1940 – William Gargan
They Knew What They Wanted
This movie surprised me in several ways. First, the story was much more dramatic than I was expecting. Second, Charles Laughton turned in a really wonderful performance, and third, William Gargan played a complete jerk so perfectly. I’ll say right off the bat that he deserved his Oscar nomination. The role was not an easy one to play, and I thought he did a fine job.

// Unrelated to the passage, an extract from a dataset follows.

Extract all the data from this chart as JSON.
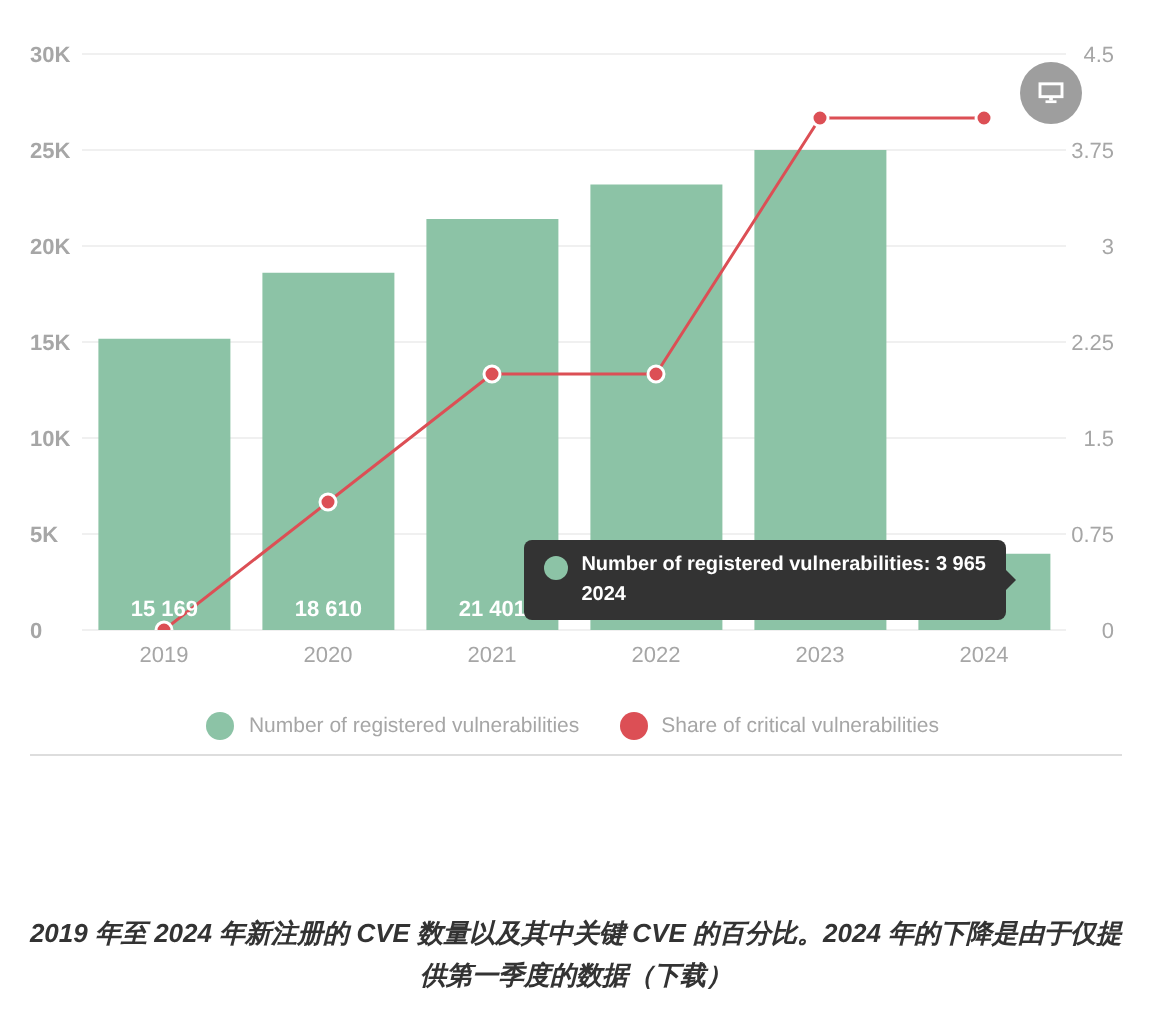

He played the part of Joe. There were times when I thought he was the main character of the story, but at the end, I came to understand that he was put into the correct category. Joe was a self-proclaimed drifter who cared only for himself. He was a lady’s man who did what he wanted when he wanted and never thought about the consequences. But when he gets his best friend Tony’s bride-to-be pregnant, he has a moment of responsibility where he asks the girl to marry him instead. She blames him for bringing out the worst in her, as she has actually fallen in love with her fiancée. She slaps Joe hard and refuses him, and he seems more relieved than anything else. Still the shock on his face was well-played.
Then when Tony learns the truth, he beats the crap out of him, and he is so ashamed, he just stands there and takes it. Then he runs away into the night, and that’s the last time we see him. Joe’s emotions were complex and fluid, and Gargan did a pretty good job moving through them quickly and without much transition. And the drama got pretty deep. Yes, Laughton and Lombard were seasoned actors and clearly knew what they were doing, but Gargan, though less well-known than his costars, also had a long list of acting credits behind him, and ahead of him, for that matter.
I don’t know exactly what I was expecting in this movie, but I was quite pleasantly surprised, and Gargan was a big part of that. I guess he was really the bad guy of the movie, though not really. He was a victim of lust, a vice that many people have. And Gargan had just the right look for the part. He was handsome, but not too handsome, smarmy, but oddly charming at the same time. He had a devil-may-care attitude, but underneath, he hid a kind heart. He was neither fully bad nor fully good. He was just irresponsible. And Gargan brought all this out through his attention to those emotional complexities that the role required. Well done!